Here's an attempt. I'm not really up to speed on my palladium chemistry outside of standard ox add, transmetallation, red.elim.
Note how I cheated and put the metal in the infamous [] since I don't know what the original ligands would end up doing.

Title: Re: Knock off of Problem of the Week 12/10
Post by: Heory on December 11, 2009, 12:11:41 AM

 ???
I'm not sure about this:

Title: Re: Knock off of Problem of the Week 12/10
Post by: tmartin on December 11, 2009, 07:33:34 AM

You both have arrived at the correct answer for A.  I also think both of your mechanisms are reasonable.  I believe that the carbopalladation step will proceed to give the Pd inserting away from the R1 group (as Heory denotes).  Interesting stereochemical model.  The authors do not specifically say their rationale, however they also only obtain slight selectivities, ranging from 1:1 up to 4.4:1 for the syn diastereomers.  After the carbopalladation reaction, R1 can be either cis or trans to the aromatic group, and I'm inferring there is a mixture.
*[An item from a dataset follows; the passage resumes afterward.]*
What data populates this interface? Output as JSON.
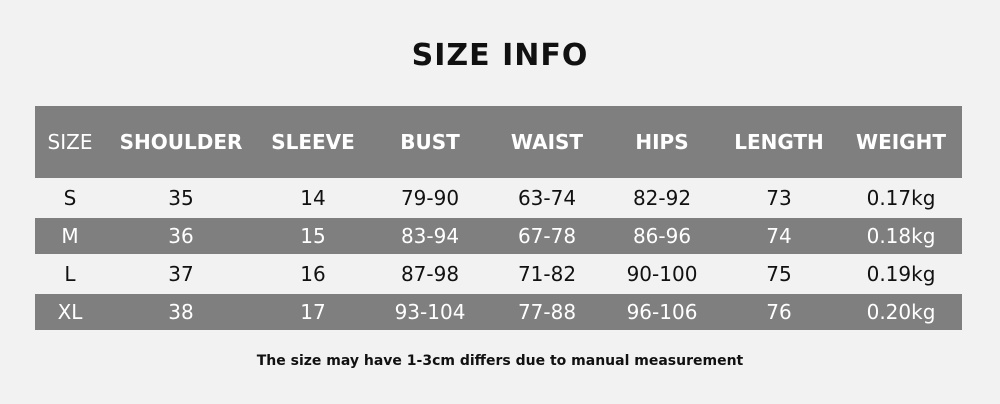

Ok, so for the next part of the question:

When R1 is some group, say C6H13, the reaction goes as indicated above.  However, when R1 is an ester, the reaction proceeds to give another product...so...what is that product and how do we arrive there?
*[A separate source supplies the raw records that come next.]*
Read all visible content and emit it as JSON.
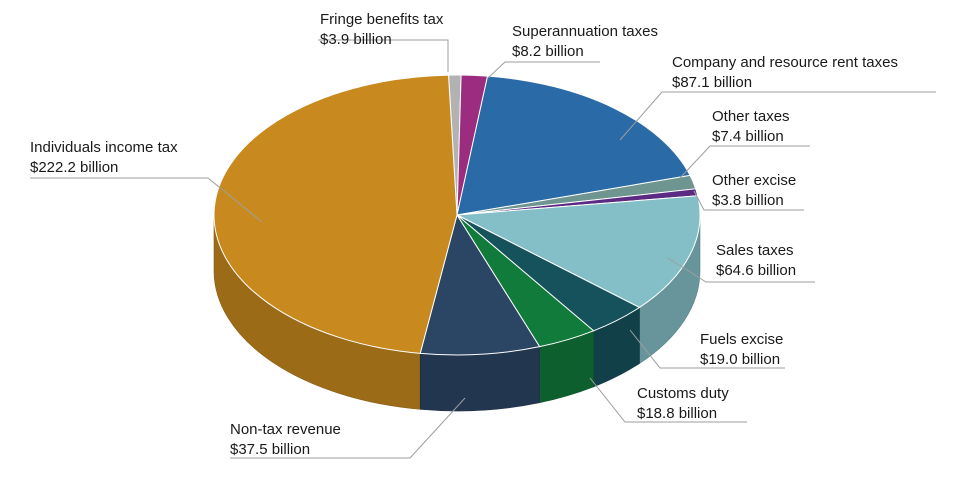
{
  "chart_data": {
    "type": "pie",
    "variant": "3d",
    "title": "",
    "legend": "none",
    "slices": [
      {
        "label": "Fringe benefits tax",
        "value_label": "$3.9 billion",
        "value": 3.9,
        "color": "#b2b2b2"
      },
      {
        "label": "Superannuation taxes",
        "value_label": "$8.2 billion",
        "value": 8.2,
        "color": "#9b2c7f"
      },
      {
        "label": "Company and resource rent taxes",
        "value_label": "$87.1 billion",
        "value": 87.1,
        "color": "#2a6aa6"
      },
      {
        "label": "Other taxes",
        "value_label": "$7.4 billion",
        "value": 7.4,
        "color": "#6f9590"
      },
      {
        "label": "Other excise",
        "value_label": "$3.8 billion",
        "value": 3.8,
        "color": "#5b2b83"
      },
      {
        "label": "Sales taxes",
        "value_label": "$64.6 billion",
        "value": 64.6,
        "color": "#84bfc7"
      },
      {
        "label": "Fuels excise",
        "value_label": "$19.0 billion",
        "value": 19.0,
        "color": "#16525c"
      },
      {
        "label": "Customs duty",
        "value_label": "$18.8 billion",
        "value": 18.8,
        "color": "#117b3b"
      },
      {
        "label": "Non-tax revenue",
        "value_label": "$37.5 billion",
        "value": 37.5,
        "color": "#2b4565"
      },
      {
        "label": "Individuals income tax",
        "value_label": "$222.2 billion",
        "value": 222.2,
        "color": "#c8891f"
      }
    ]
  }
}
Title: Re: Knock off of Problem of the Week 12/10
Post by: Heory on December 11, 2009, 08:20:01 AM

Regioselectivity was changed?

Title: Re: Knock off of Problem of the Week 12/10
Post by: tmartin on December 11, 2009, 08:38:57 AM

Would there be any consequences of that?

Title: Re: Knock off of Problem of the Week 12/10
Post by: Heory on December 11, 2009, 08:52:58 AM

The product is a six-membered alpha,beta-unsaturated lactone?

Title: Re: Knock off of Problem of the Week 12/10
Post by: tmartin on December 11, 2009, 10:40:42 AM

Ok, so what is the rationale to arrive at that product (why the reversed regiochem)?

Title: Re: Knock off of Problem of the Week 12/10
Post by: Heory on December 11, 2009, 10:48:34 AM

Well, I am not quite sure how the regioselectivity reversion occured. I think the strong electron-withdrawing character of the ester group made the region between the two carbon atoms more electron-rich (as I drew), which overwhelmed the steric hindrance.

Title: Re: Knock off of Problem of the Week 12/10
Post by: tmartin on December 11, 2009, 11:35:37 AM

That will do, I believe.  Nice work.  ;D

Here is the reference:

Hopkins, C.D.; Guan, L.; Malinakova, H. C. J. Org. Chem. 2005, 70, 6848-6862.

Interesting multicomponent reaction with allenes in my opinion.  Would be really interesting if they could obtain better selectivities somehow.  Grigg and co-workers did some work on this front with imines, I believe, and I think Jamison has used allenes to make silyl protected allylic alcohols with high selectivites.